Even though it was a really hot day we managed to see some remarkable birds.
November 11, 2016
I was accompanied by the couple Hennig and mr. Kuleba. All three were from Germany and eager to spot some birds from Suriname, especially from the jungle of Kabalebo. Right before breakfast we headed out to see what is flying out there.
The early morning greeted us with some mist so it was difficult to shoot some nice pictures, but through the binoculars you were able to see them clearly. Painted Parakeets, Orange-winged Amazons and Blue-headed Parrots weren't visible enough to shoot, but this Golden-winged Parakeet was manageable just when the first sun rays showed up. Golden-winged Parakeets are just like the Painted Parakeets; small and difficult to spot as they like to hide between the foliage high up in the trees.
On the airstrip we met a lonesome traveller: the Black Curassow. It knew that there was no traffic because it was walking gracefully instead of flying over the airstrip. Not in a rush so it seems.
Toucans were seen in abundance. Here we spotted the Channel-billed Toucan enjoying the morning sun.
We met another resident of the lodge: the Laughing Falcon, seen here with a Red-billed Toucan. We spotted 3 of these falcons near the lodge.
Variable or Little Chachalaca's were silently eating guava's near the lodge. A small group that was quite alert and jumped into the bushes the moment they spotted us. The sun started to get hot very early, resulting that we didn't see much after 10Am, on the Beechcraft trail we spotted 2 Great Tinamous, Common Pauraques and an antshrike, a silent one that didn't want to show itself to us. We decided to wait until the afternoon when it started to get a bit cooler.
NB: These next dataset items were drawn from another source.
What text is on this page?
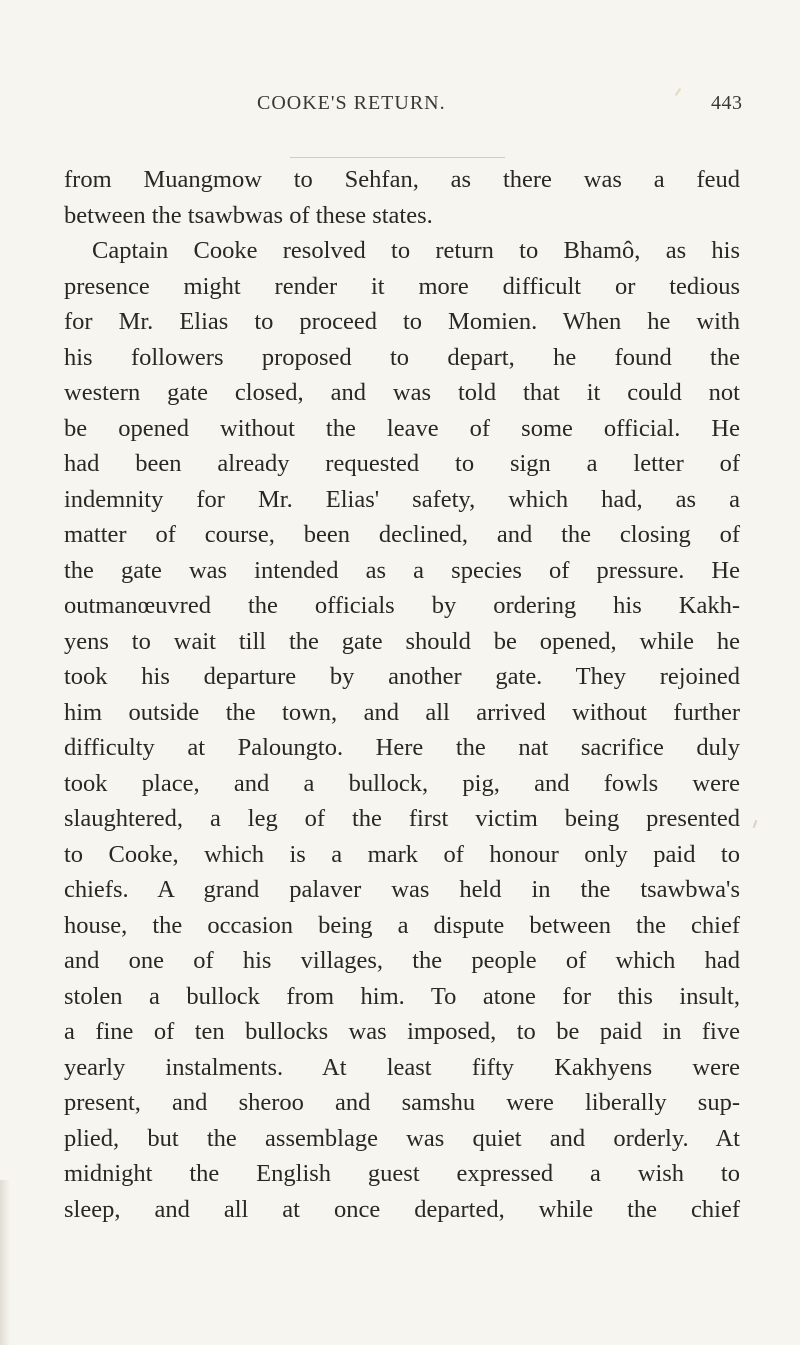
COOKE'S RETURN.	443
from Muangmow to Sehfan, as there was a feud
between the tsawbwas of these states.
Captain Cooke resolved to return to Bhamô, as his
presence might render it more difficult or tedious
for Mr. Elias to proceed to Momien. When he with
his followers proposed to depart, he found the
western gate closed, and was told that it could not
be opened without the leave of some official. He
had been already requested to sign a letter of
indemnity for Mr. Elias' safety, which had, as a
matter of course, been declined, and the closing of
the gate was intended as a species of pressure. He
outmanœuvred the officials by ordering his Kakh-
yens to wait till the gate should be opened, while he
took his departure by another gate. They rejoined
him outside the town, and all arrived without further
difficulty at Paloungto. Here the nat sacrifice duly
took place, and a bullock, pig, and fowls were
slaughtered, a leg of the first victim being presented
to Cooke, which is a mark of honour only paid to
chiefs. A grand palaver was held in the tsawbwa's
house, the occasion being a dispute between the chief
and one of his villages, the people of which had
stolen a bullock from him. To atone for this insult,
a fine of ten bullocks was imposed, to be paid in five
yearly instalments. At least fifty Kakhyens were
present, and sheroo and samshu were liberally sup-
plied, but the assemblage was quiet and orderly. At
midnight the English guest expressed a wish to
sleep, and all at once departed, while the chief
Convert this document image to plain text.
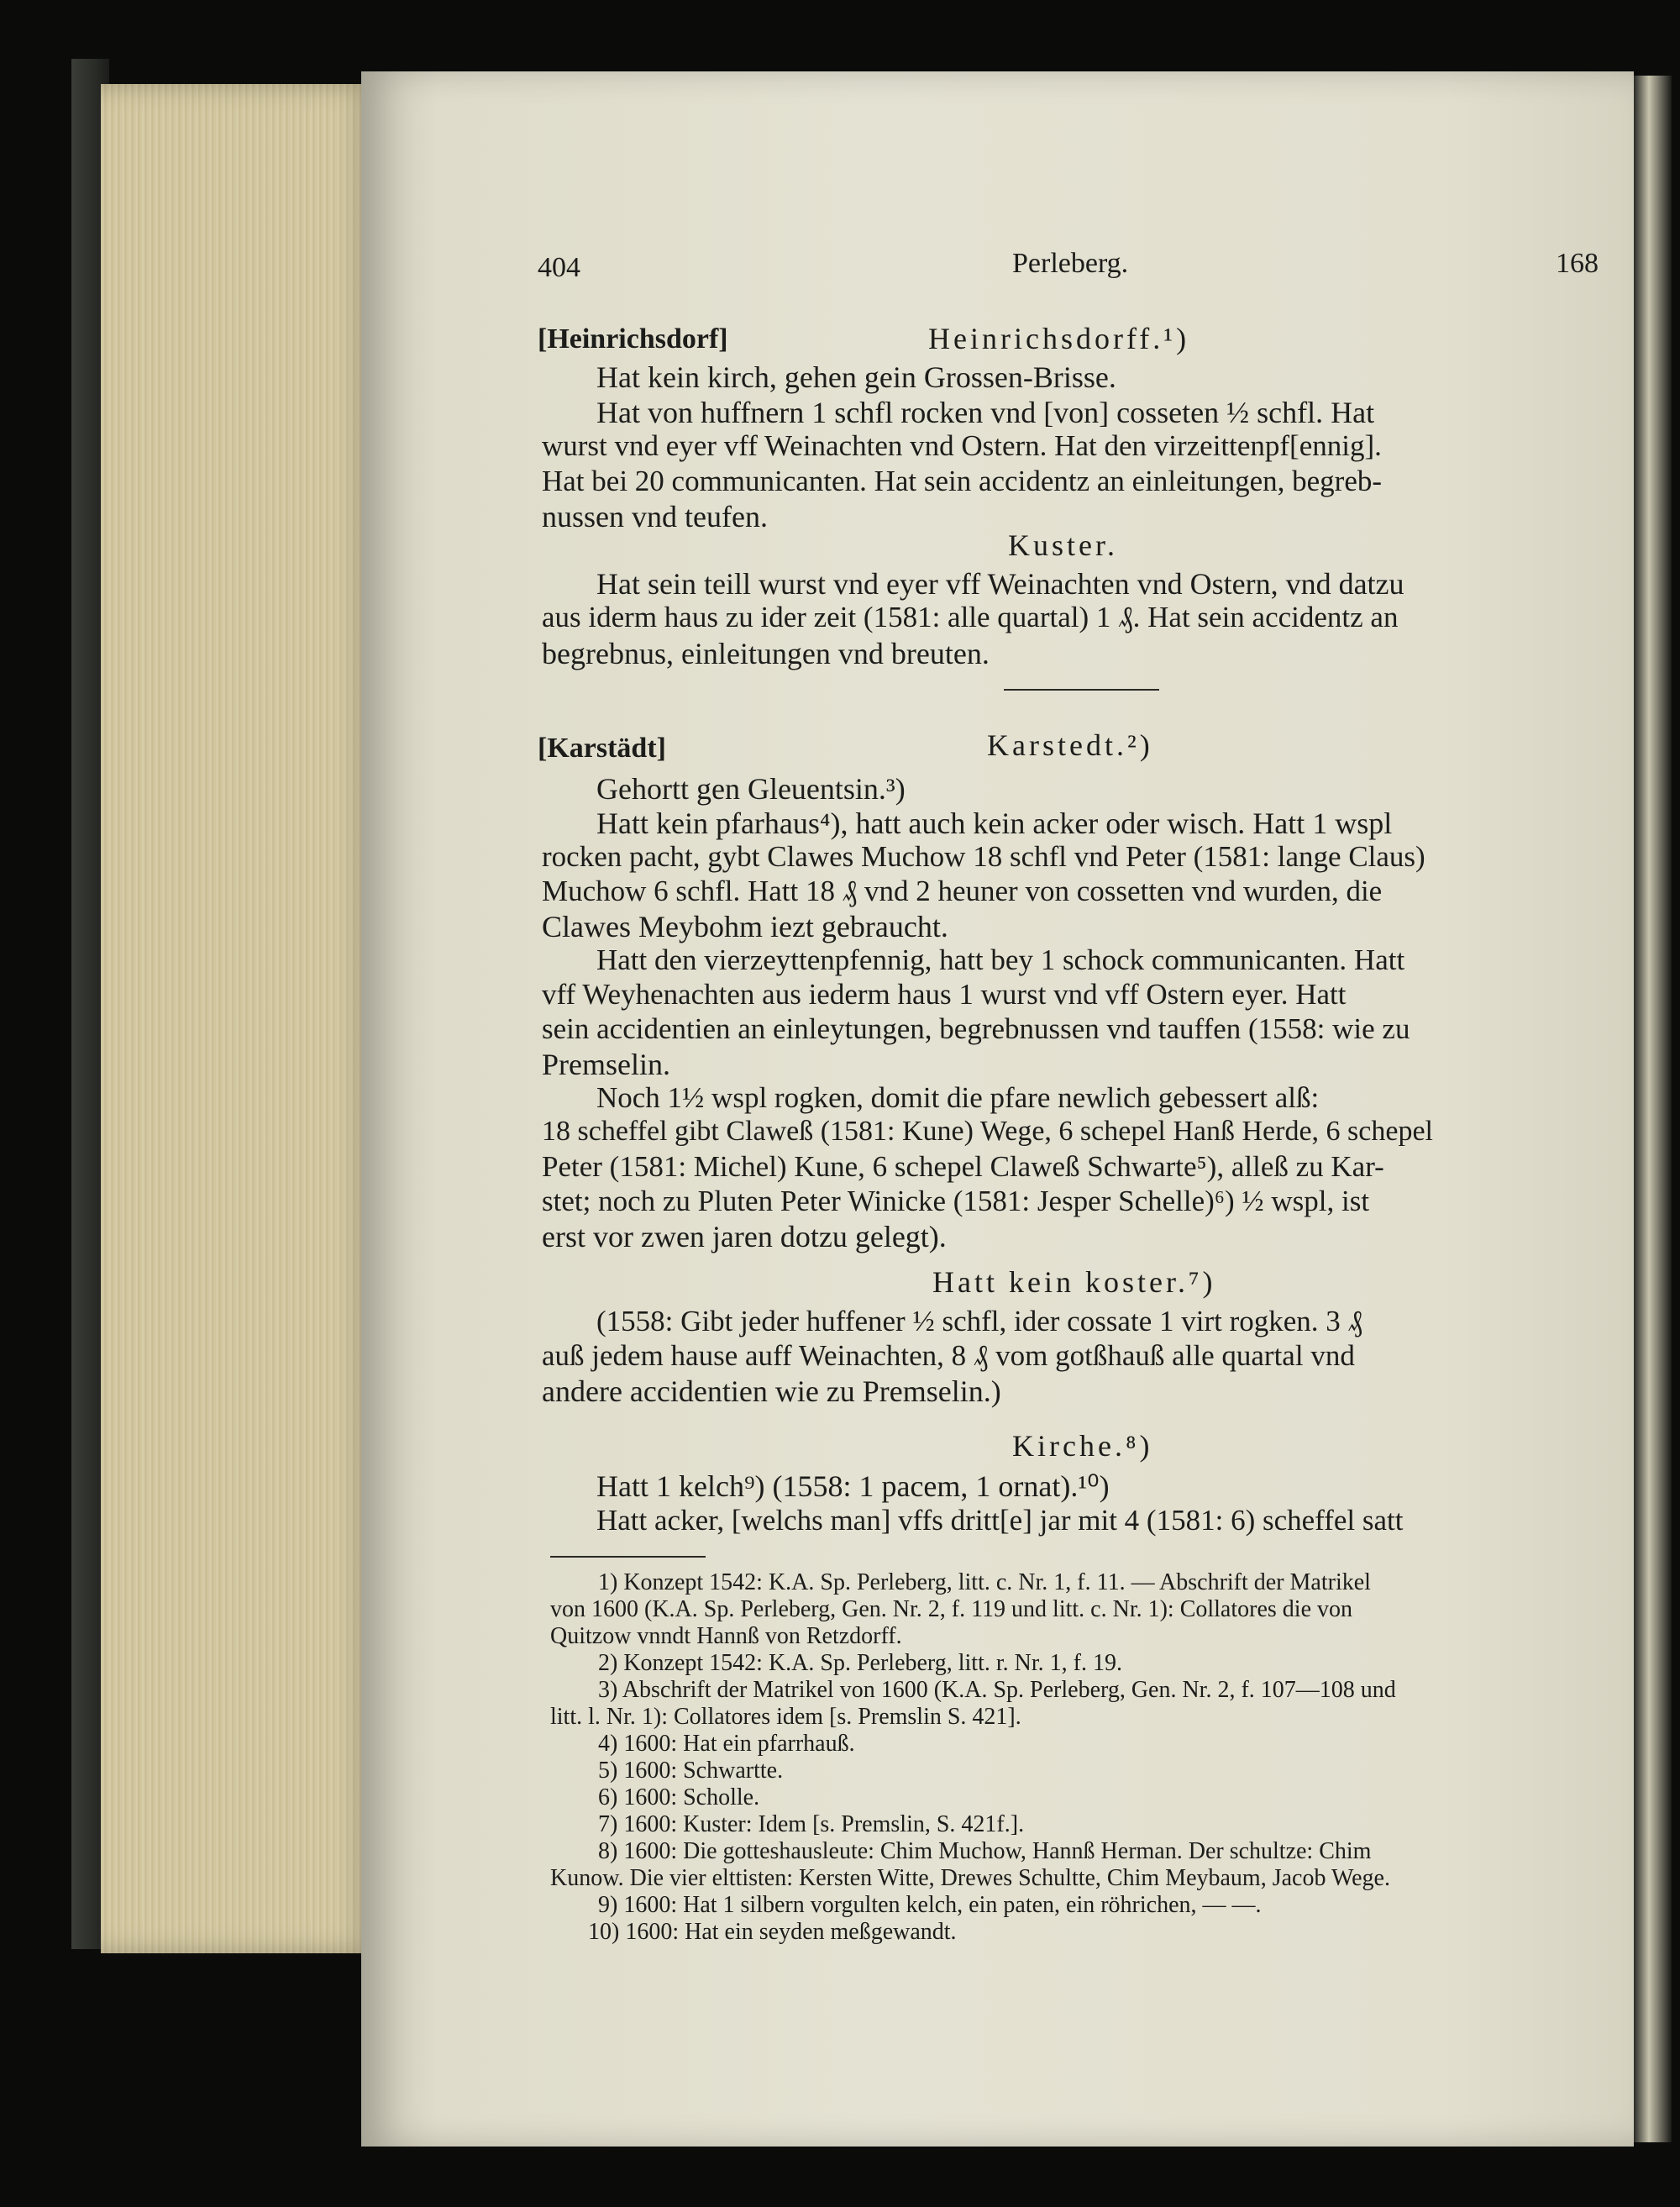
404	Perleberg.	168
[Heinrichsdorf]	Heinrichsdorff.¹)
Hat kein kirch, gehen gein Grossen-Brisse.
Hat von huffnern 1 schfl rocken vnd [von] cosseten ½ schfl. Hat
wurst vnd eyer vff Weinachten vnd Ostern. Hat den virzeittenpf[ennig].
Hat bei 20 communicanten. Hat sein accidentz an einleitungen, begreb-
nussen vnd teufen.
Kuster.
Hat sein teill wurst vnd eyer vff Weinachten vnd Ostern, vnd datzu
aus iderm haus zu ider zeit (1581: alle quartal) 1 ₰. Hat sein accidentz an
begrebnus, einleitungen vnd breuten.
[Karstädt]	Karstedt.²)
Gehortt gen Gleuentsin.³)
Hatt kein pfarhaus⁴), hatt auch kein acker oder wisch. Hatt 1 wspl
rocken pacht, gybt Clawes Muchow 18 schfl vnd Peter (1581: lange Claus)
Muchow 6 schfl. Hatt 18 ₰ vnd 2 heuner von cossetten vnd wurden, die
Clawes Meybohm iezt gebraucht.
Hatt den vierzeyttenpfennig, hatt bey 1 schock communicanten. Hatt
vff Weyhenachten aus iederm haus 1 wurst vnd vff Ostern eyer. Hatt
sein accidentien an einleytungen, begrebnussen vnd tauffen (1558: wie zu
Premselin.
Noch 1½ wspl rogken, domit die pfare newlich gebessert alß:
18 scheffel gibt Claweß (1581: Kune) Wege, 6 schepel Hanß Herde, 6 schepel
Peter (1581: Michel) Kune, 6 schepel Claweß Schwarte⁵), alleß zu Kar-
stet; noch zu Pluten Peter Winicke (1581: Jesper Schelle)⁶) ½ wspl, ist
erst vor zwen jaren dotzu gelegt).
Hatt kein koster.⁷)
(1558: Gibt jeder huffener ½ schfl, ider cossate 1 virt rogken. 3 ₰
auß jedem hause auff Weinachten, 8 ₰ vom gotßhauß alle quartal vnd
andere accidentien wie zu Premselin.)
Kirche.⁸)
Hatt 1 kelch⁹) (1558: 1 pacem, 1 ornat).¹⁰)
Hatt acker, [welchs man] vffs dritt[e] jar mit 4 (1581: 6) scheffel satt
1) Konzept 1542: K.A. Sp. Perleberg, litt. c. Nr. 1, f. 11. — Abschrift der Matrikel
von 1600 (K.A. Sp. Perleberg, Gen. Nr. 2, f. 119 und litt. c. Nr. 1): Collatores die von
Quitzow vnndt Hannß von Retzdorff.
2) Konzept 1542: K.A. Sp. Perleberg, litt. r. Nr. 1, f. 19.
3) Abschrift der Matrikel von 1600 (K.A. Sp. Perleberg, Gen. Nr. 2, f. 107—108 und
litt. l. Nr. 1): Collatores idem [s. Premslin S. 421].
4) 1600: Hat ein pfarrhauß.
5) 1600: Schwartte.
6) 1600: Scholle.
7) 1600: Kuster: Idem [s. Premslin, S. 421f.].
8) 1600: Die gotteshausleute: Chim Muchow, Hannß Herman. Der schultze: Chim
Kunow. Die vier elttisten: Kersten Witte, Drewes Schultte, Chim Meybaum, Jacob Wege.
9) 1600: Hat 1 silbern vorgulten kelch, ein paten, ein röhrichen, — —.
10) 1600: Hat ein seyden meßgewandt.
And our patience was rewarded. At the pier we spotted an adult Great-black Hawk on the ground devouring something that looks like either a snail or fish.
Cocoi Herons were seen quite often on the Kabalebo river. They are seen on a daily basis, but they are still gracefully looking birds.
Our lucky day: the Black-Hawk Eagle. This was the third time that I spotted this raptor and my companions were in awe when seeing this huge bird of prey so close.
Talking about birds of prey; here you see a female Bat Falcon. They were seen in a couple but the male decided to fly a bit a round while the female was seen on a lower branch near the river.
Jacamars and water; they also never disappoint. Here is a male Green-tailed Jacamar seen resting on a log. While sitting still like this it, can be missed quite often during a boat trip.
Kingfishers were also present but a bit shy to pose in front of our camera's. Luckily the Ringed Kingfisher decided to help us a bit. Either they were shy or to busy trying to catch a fish.
Not one of my best shots, but here you see a female Purple-throated Fruitcrow. One that doesn't like to be visible, but heard more often inside the forest. We were surprised to see a small group flying over the Kabalebo river and were seen resting before heading back into the jungle. They were flying just like woodpeckers, but the moment they started to call we knew they were Fruitcrows.
We also spotted other species besides birds. Red Howler Monkeys were resting but to lazy to show themselves and a single Brown Capuchin Monkey was seen exploring near the airstrip.
Here we spotted an adult Amazon Whiptail devouring a young Amazon whiptail. Whiptails eat almost everything that passes their way.
And we also spotted a tapir while it was cooling off in the river.